The South Carolina House already overwhelmingly passed H. 4624 in January (82-23). However, the Senate amended the bill, which means the House must reconsider it to approve those amendments. The Senate 1) extended the Medicaid prohibition from youth gender transition procedures to all gender transition procedures, 2) required school officials to “immediately notify” parents if their child begins to identify as transgender at school, 3) clarified that the bill does not prohibit “appropriate medical services to a person for precocious puberty, prostate cancer, breast cancer, endometriosis, or other procedure unrelated to gender transition,” and 4) added a severability clause. “The amendments were not detrimental to the bill,” Prosser told TWS.

Thursday’s vote continued a pattern of South Carolina Democrats crossing the aisle to vote for this measure protecting minors from gender transition procedures. In the earlier House vote, two Democratic representatives voted for the Help Not Harm bill; on Thursday, one Democratic senator voted for it too.

The Democrat who voted to protect minors from gender transition procedures was Senator Kent Williams (D).
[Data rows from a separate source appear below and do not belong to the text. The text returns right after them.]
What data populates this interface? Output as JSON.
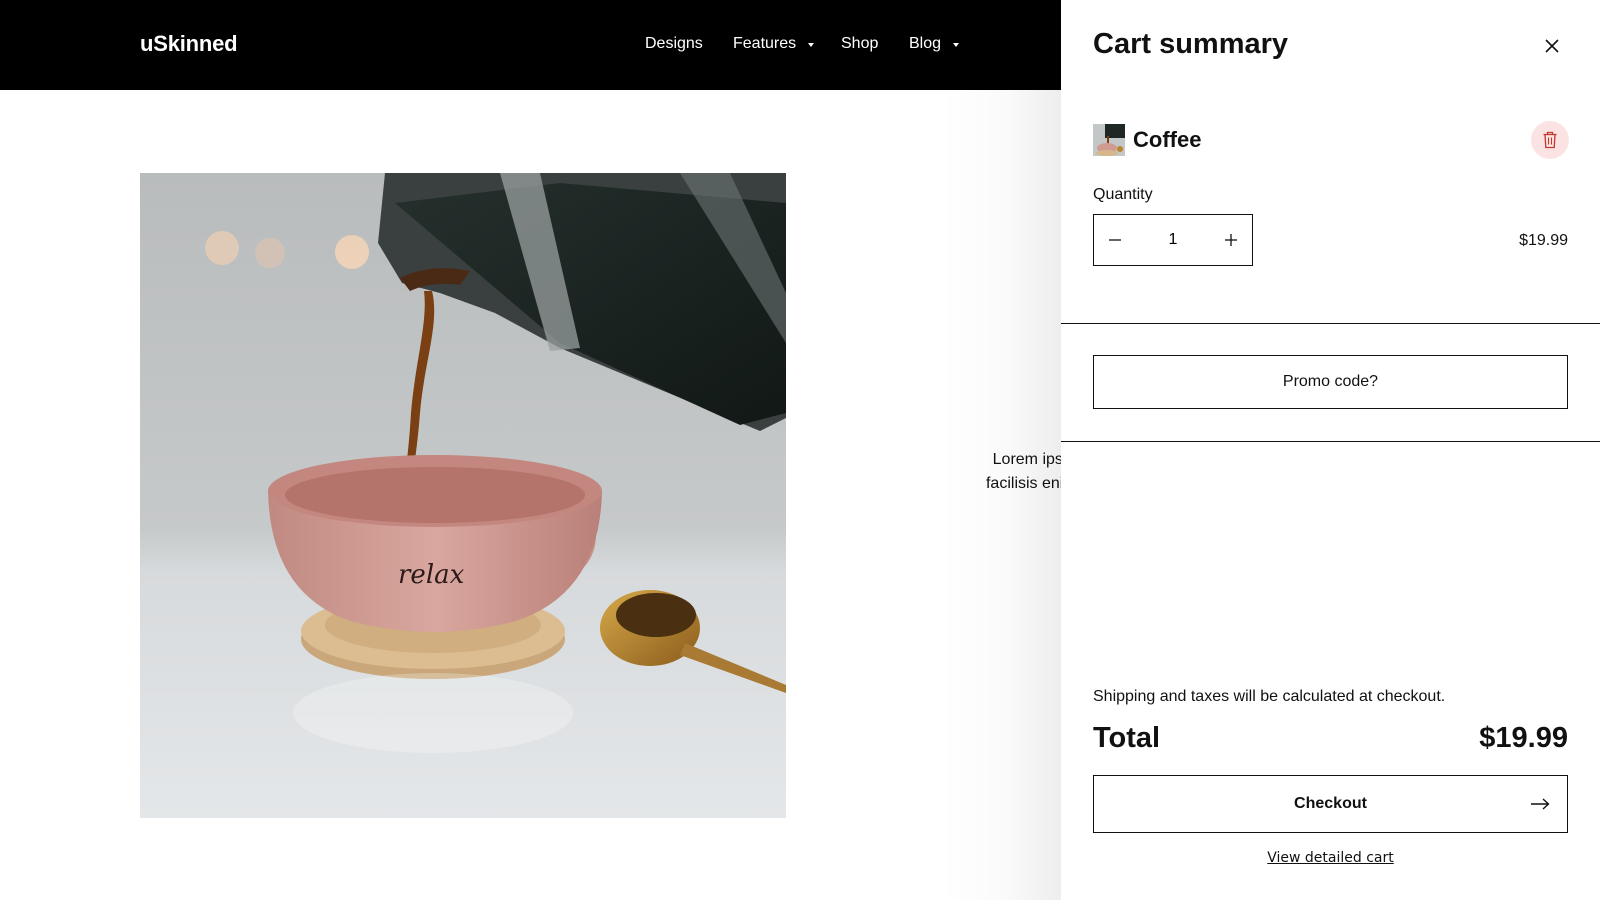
{
  "header": {
    "logo": "uSkinned",
    "nav": [
      {
        "label": "Designs",
        "has_dropdown": false
      },
      {
        "label": "Features",
        "has_dropdown": true
      },
      {
        "label": "Shop",
        "has_dropdown": false
      },
      {
        "label": "Blog",
        "has_dropdown": true
      }
    ]
  },
  "hero": {
    "image": "coffee-pouring-into-pink-cup-image",
    "cup_text": "relax"
  },
  "background_text": {
    "line1": "Lorem ipsum do",
    "line2": "facilisis enim molli"
  },
  "cart": {
    "title": "Cart summary",
    "close_icon": "close-icon",
    "item": {
      "name": "Coffee",
      "thumbnail": "coffee-thumbnail",
      "delete_icon": "trash-icon",
      "quantity_label": "Quantity",
      "quantity": "1",
      "price": "$19.99"
    },
    "promo_label": "Promo code?",
    "shipping_note": "Shipping and taxes will be calculated at checkout.",
    "total_label": "Total",
    "total_value": "$19.99",
    "checkout_label": "Checkout",
    "view_cart_label": "View detailed cart"
  },
  "colors": {
    "header_bg": "#000000",
    "delete_bg": "#fbe3e3",
    "delete_icon": "#c0392b",
    "text": "#111111"
  }
}
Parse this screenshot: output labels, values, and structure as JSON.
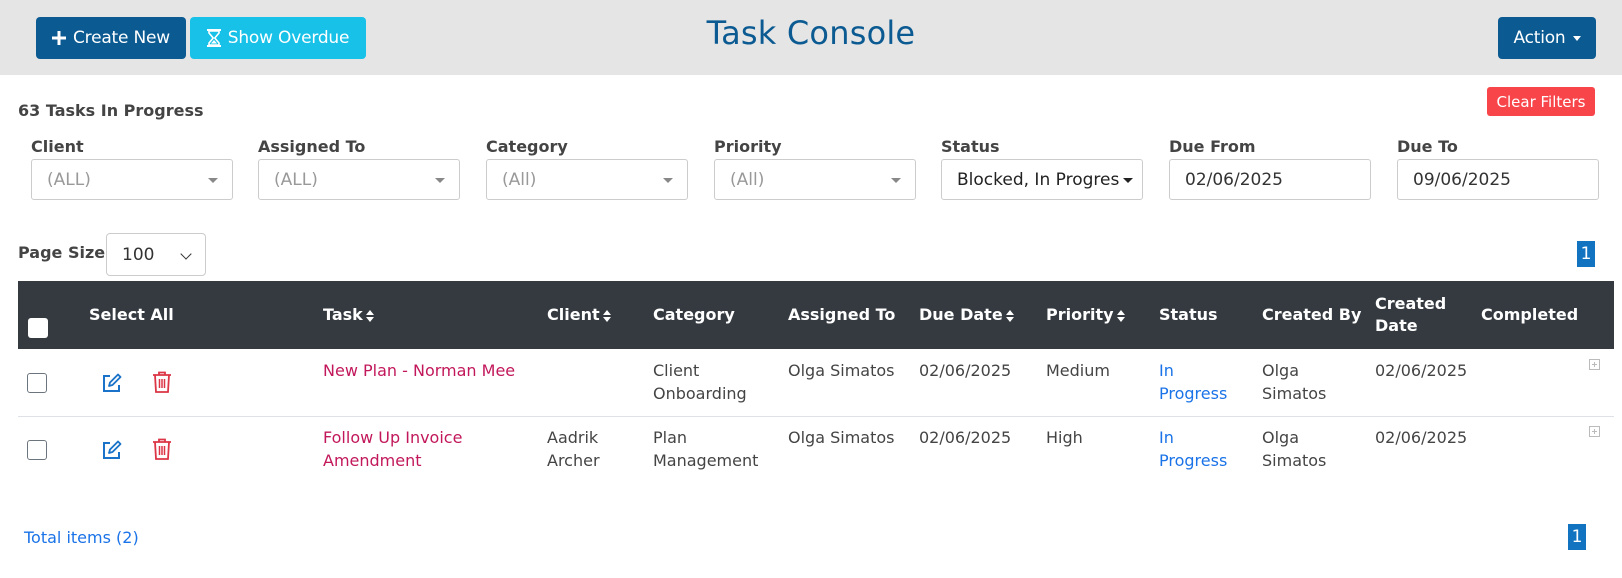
{
  "header": {
    "create_label": "Create New",
    "overdue_label": "Show Overdue",
    "title": "Task Console",
    "action_label": "Action"
  },
  "summary": "63 Tasks In Progress",
  "clear_filters": "Clear Filters",
  "filters": {
    "client": {
      "label": "Client",
      "value": "(ALL)"
    },
    "assigned_to": {
      "label": "Assigned To",
      "value": "(ALL)"
    },
    "category": {
      "label": "Category",
      "value": "(All)"
    },
    "priority": {
      "label": "Priority",
      "value": "(All)"
    },
    "status": {
      "label": "Status",
      "value": "Blocked, In Progres"
    },
    "due_from": {
      "label": "Due From",
      "value": "02/06/2025"
    },
    "due_to": {
      "label": "Due To",
      "value": "09/06/2025"
    }
  },
  "page_size": {
    "label": "Page Size:",
    "value": "100"
  },
  "pager": {
    "top_page": "1",
    "bottom_page": "1"
  },
  "table": {
    "columns": {
      "select_all": "Select All",
      "task": "Task",
      "client": "Client",
      "category": "Category",
      "assigned_to": "Assigned To",
      "due_date": "Due Date",
      "priority": "Priority",
      "status": "Status",
      "created_by": "Created By",
      "created_date": "Created Date",
      "completed": "Completed"
    },
    "rows": [
      {
        "task": "New Plan - Norman Mee",
        "client": "",
        "category": "Client Onboarding",
        "assigned_to": "Olga Simatos",
        "due_date": "02/06/2025",
        "priority": "Medium",
        "status": "In Progress",
        "created_by": "Olga Simatos",
        "created_date": "02/06/2025",
        "completed": ""
      },
      {
        "task": "Follow Up Invoice Amendment",
        "client": "Aadrik Archer",
        "category": "Plan Management",
        "assigned_to": "Olga Simatos",
        "due_date": "02/06/2025",
        "priority": "High",
        "status": "In Progress",
        "created_by": "Olga Simatos",
        "created_date": "02/06/2025",
        "completed": ""
      }
    ]
  },
  "footer": {
    "total_items": "Total items (2)"
  },
  "colors": {
    "primary": "#0b5a92",
    "info": "#17c1e8",
    "danger": "#f8454a",
    "header_dark": "#343a40",
    "task_link": "#c2185b",
    "status_link": "#1a73e8",
    "edit_icon": "#1a73c8",
    "trash_icon": "#dc3545"
  },
  "icons": [
    "plus-icon",
    "hourglass-icon",
    "caret-down-icon",
    "sort-icon",
    "edit-icon",
    "trash-icon",
    "expand-icon"
  ]
}
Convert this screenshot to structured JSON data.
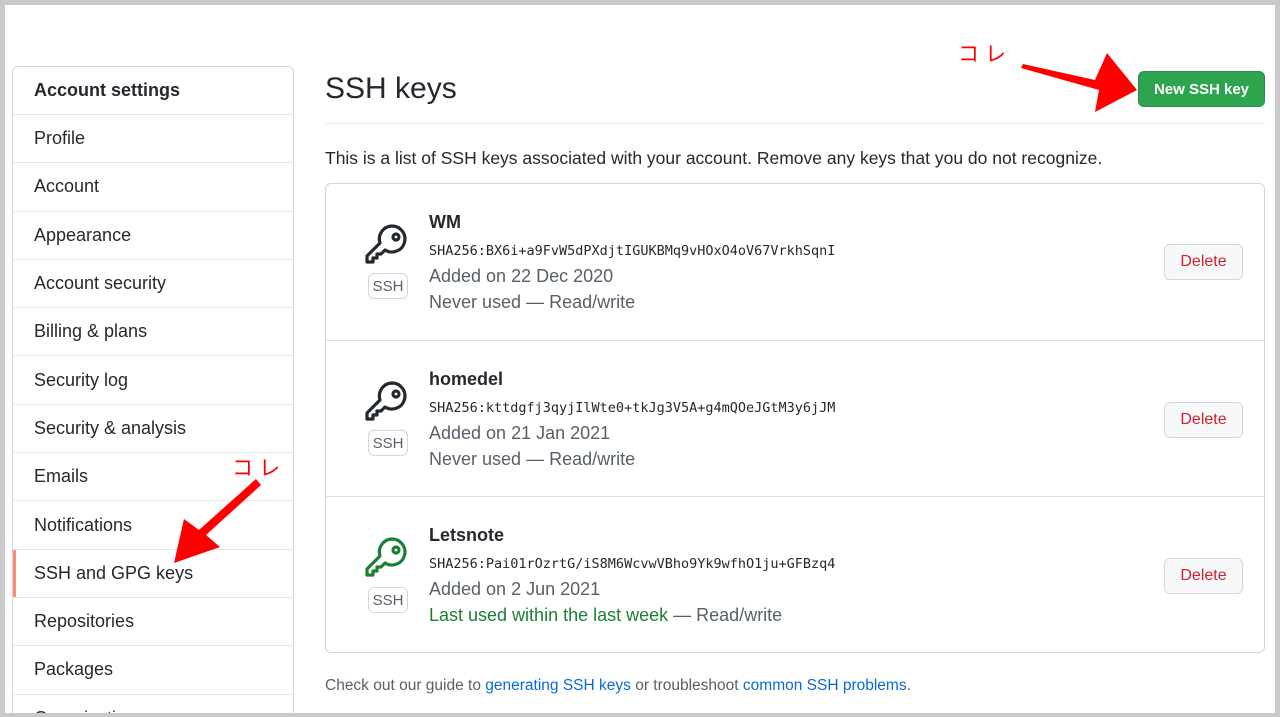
{
  "sidebar": {
    "header": "Account settings",
    "items": [
      {
        "label": "Profile"
      },
      {
        "label": "Account"
      },
      {
        "label": "Appearance"
      },
      {
        "label": "Account security"
      },
      {
        "label": "Billing & plans"
      },
      {
        "label": "Security log"
      },
      {
        "label": "Security & analysis"
      },
      {
        "label": "Emails"
      },
      {
        "label": "Notifications"
      },
      {
        "label": "SSH and GPG keys",
        "selected": true
      },
      {
        "label": "Repositories"
      },
      {
        "label": "Packages"
      },
      {
        "label": "Organizations"
      }
    ]
  },
  "main": {
    "title": "SSH keys",
    "new_button": "New SSH key",
    "intro": "This is a list of SSH keys associated with your account. Remove any keys that you do not recognize.",
    "keys": [
      {
        "name": "WM",
        "fingerprint": "SHA256:BX6i+a9FvW5dPXdjtIGUKBMq9vHOxO4oV67VrkhSqnI",
        "added": "Added on 22 Dec 2020",
        "used": "Never used",
        "access": "Read/write",
        "badge": "SSH",
        "delete_label": "Delete",
        "icon": "key-icon",
        "icon_color": "#24292f"
      },
      {
        "name": "homedel",
        "fingerprint": "SHA256:kttdgfj3qyjIlWte0+tkJg3V5A+g4mQOeJGtM3y6jJM",
        "added": "Added on 21 Jan 2021",
        "used": "Never used",
        "access": "Read/write",
        "badge": "SSH",
        "delete_label": "Delete",
        "icon": "key-icon",
        "icon_color": "#24292f"
      },
      {
        "name": "Letsnote",
        "fingerprint": "SHA256:Pai01rOzrtG/iS8M6WcvwVBho9Yk9wfhO1ju+GFBzq4",
        "added": "Added on 2 Jun 2021",
        "used": "Last used within the last week",
        "access": "Read/write",
        "badge": "SSH",
        "delete_label": "Delete",
        "icon": "key-icon",
        "icon_color": "#1a7f37"
      }
    ],
    "separator": " — ",
    "footer": {
      "prefix": "Check out our guide to ",
      "link1": "generating SSH keys",
      "middle": " or troubleshoot ",
      "link2": "common SSH problems",
      "suffix": "."
    }
  },
  "annotations": {
    "top_label": "コレ",
    "side_label": "コレ",
    "color": "#ff0000"
  },
  "colors": {
    "primary_button": "#2da44e",
    "danger": "#cf222e",
    "link": "#0969da",
    "selected_marker": "#fd8c73",
    "recent_used": "#1a7f37"
  }
}
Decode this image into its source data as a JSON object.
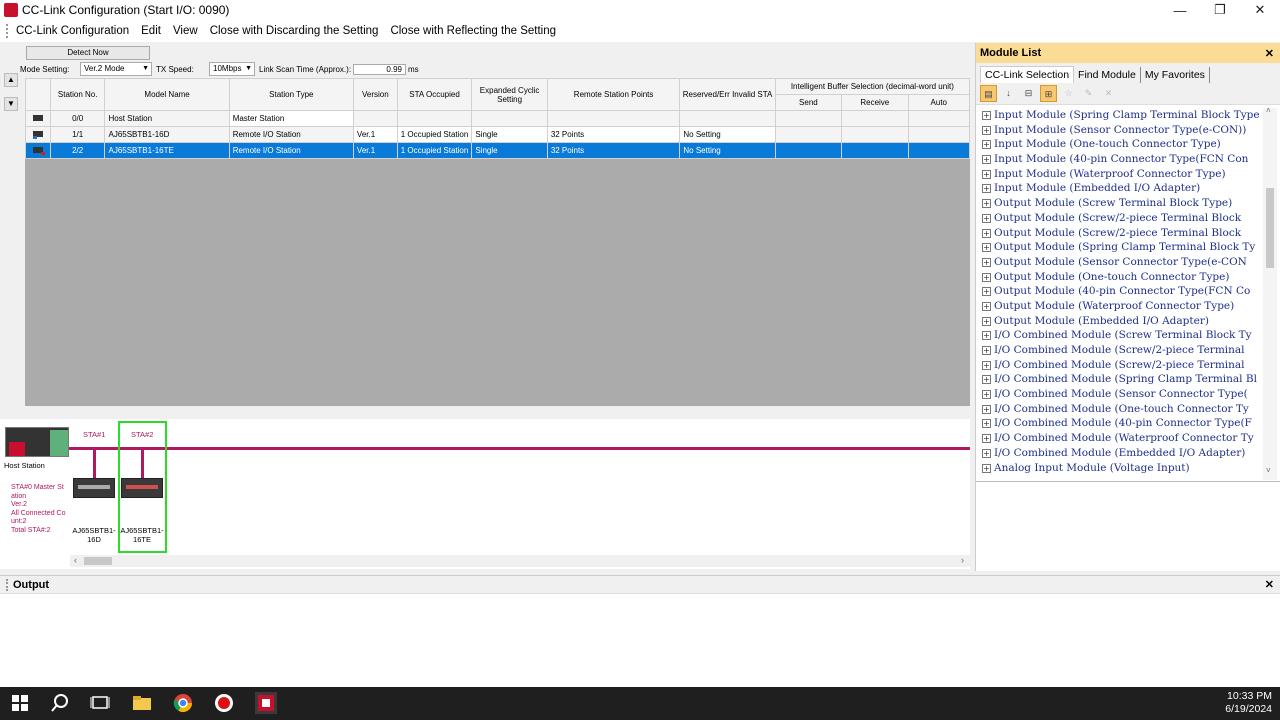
{
  "window": {
    "title": "CC-Link Configuration (Start I/O: 0090)",
    "controls": {
      "minimize": "—",
      "maximize": "❐",
      "close": "✕"
    }
  },
  "menu": {
    "items": [
      "CC-Link Configuration",
      "Edit",
      "View",
      "Close with Discarding the Setting",
      "Close with Reflecting the Setting"
    ]
  },
  "config": {
    "detect_now": "Detect Now",
    "mode_label": "Mode Setting:",
    "mode_value": "Ver.2 Mode",
    "tx_label": "TX Speed:",
    "tx_value": "10Mbps",
    "scan_label": "Link Scan Time (Approx.):",
    "scan_value": "0.99",
    "scan_unit": "ms"
  },
  "table": {
    "headers": {
      "station_no": "Station No.",
      "model_name": "Model Name",
      "station_type": "Station Type",
      "version": "Version",
      "sta_occupied": "STA Occupied",
      "expanded_cyclic": "Expanded Cyclic Setting",
      "remote_points": "Remote Station Points",
      "reserved": "Reserved/Err Invalid STA",
      "buffer_group": "Intelligent Buffer Selection (decimal-word unit)",
      "send": "Send",
      "receive": "Receive",
      "auto": "Auto"
    },
    "rows": [
      {
        "station_no": "0/0",
        "model_name": "Host Station",
        "station_type": "Master Station",
        "version": "",
        "sta_occupied": "",
        "expanded_cyclic": "",
        "remote_points": "",
        "reserved": ""
      },
      {
        "station_no": "1/1",
        "model_name": "AJ65SBTB1-16D",
        "station_type": "Remote I/O Station",
        "version": "Ver.1",
        "sta_occupied": "1 Occupied Station",
        "expanded_cyclic": "Single",
        "remote_points": "32 Points",
        "reserved": "No Setting"
      },
      {
        "station_no": "2/2",
        "model_name": "AJ65SBTB1-16TE",
        "station_type": "Remote I/O Station",
        "version": "Ver.1",
        "sta_occupied": "1 Occupied Station",
        "expanded_cyclic": "Single",
        "remote_points": "32 Points",
        "reserved": "No Setting"
      }
    ]
  },
  "diagram": {
    "host_label": "Host Station",
    "host_info": [
      "STA#0  Master St",
      "ation",
      "Ver.2",
      "All Connected Co",
      "unt:2",
      "Total STA#:2"
    ],
    "sta1_label": "STA#1",
    "sta2_label": "STA#2",
    "sta1_model": [
      "AJ65SBTB1-",
      "16D"
    ],
    "sta2_model": [
      "AJ65SBTB1-",
      "16TE"
    ]
  },
  "module_list": {
    "title": "Module List",
    "tabs": [
      "CC-Link Selection",
      "Find Module",
      "My Favorites"
    ],
    "items": [
      "Input Module (Spring Clamp Terminal Block Type",
      "Input Module (Sensor Connector Type(e-CON))",
      "Input Module (One-touch Connector Type)",
      "Input Module (40-pin Connector Type(FCN Con",
      "Input Module (Waterproof Connector Type)",
      "Input Module (Embedded I/O Adapter)",
      "Output Module (Screw Terminal Block Type)",
      "Output Module (Screw/2-piece Terminal Block",
      "Output Module (Screw/2-piece Terminal Block",
      "Output Module (Spring Clamp Terminal Block Ty",
      "Output Module (Sensor Connector Type(e-CON",
      "Output Module (One-touch Connector Type)",
      "Output Module (40-pin Connector Type(FCN Co",
      "Output Module (Waterproof Connector Type)",
      "Output Module (Embedded I/O Adapter)",
      "I/O Combined Module (Screw Terminal Block Ty",
      "I/O Combined Module (Screw/2-piece Terminal",
      "I/O Combined Module (Screw/2-piece Terminal",
      "I/O Combined Module (Spring Clamp Terminal Bl",
      "I/O Combined Module (Sensor Connector Type(",
      "I/O Combined Module (One-touch Connector Ty",
      "I/O Combined Module (40-pin Connector Type(F",
      "I/O Combined Module (Waterproof Connector Ty",
      "I/O Combined Module (Embedded I/O Adapter)",
      "Analog Input Module (Voltage Input)"
    ]
  },
  "output": {
    "title": "Output"
  },
  "taskbar": {
    "time": "10:33 PM",
    "date": "6/19/2024"
  }
}
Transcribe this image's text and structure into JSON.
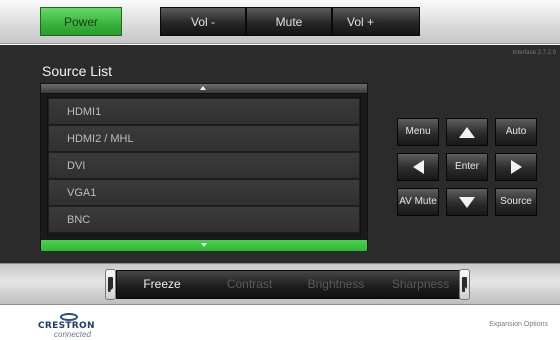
{
  "top_bar": {
    "buttons": [
      {
        "label": "Power",
        "active": true
      },
      {
        "label": "Vol -"
      },
      {
        "label": "Mute"
      },
      {
        "label": "Vol +"
      }
    ]
  },
  "interface_version": "Interface 2.7.2.9",
  "source_list": {
    "title": "Source List",
    "items": [
      "HDMI1",
      "HDMI2 / MHL",
      "DVI",
      "VGA1",
      "BNC"
    ]
  },
  "keypad": {
    "menu": "Menu",
    "auto": "Auto",
    "enter": "Enter",
    "av_mute": "AV Mute",
    "source": "Source"
  },
  "bottom_tabs": {
    "items": [
      {
        "label": "Freeze",
        "active": true
      },
      {
        "label": "Contrast"
      },
      {
        "label": "Brightness"
      },
      {
        "label": "Sharpness"
      }
    ]
  },
  "footer": {
    "logo_text": "CRESTRON",
    "logo_sub": "connected",
    "expansion": "Expansion Options"
  },
  "colors": {
    "accent_green": "#3cb53f",
    "panel_dark": "#2b2b2b"
  }
}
Williams “votes with his caucus 95% of the time,” Prosser explained, but “he has crossed over on life issues” and other issues of Christian morality. Williams is a member of St. James African Methodist Episcopal (AME) Church in Marion, as well as a steward there (an AME role similar to a deacon). While it historically favors Democrats, the predominantly black AME denomination has not followed the party’s recent leftward lurch on social issues; it opposes elective abortion and same-sex marriage, although it has ordained people who identify as LGBT as clergy.

Beginning in 2021, 24 states have enacted legislation to protect minors from the harmful, irreversible effects of gender transition procedures, with the vast majority of those laws coming in 2023. These states have recognized the lack of scientific data supporting these procedures, as well as European countries like Sweden and France that have backed away from these procedures based upon years of experience. If the South Carolina legislature successfully passes H.4624, it would join a growing number of states, including neighboring Georgia and North Carolina, that have taken concrete steps to protect minors from gender transition procedures.

Joshua Arnold is a senior writer at The Washington Stand.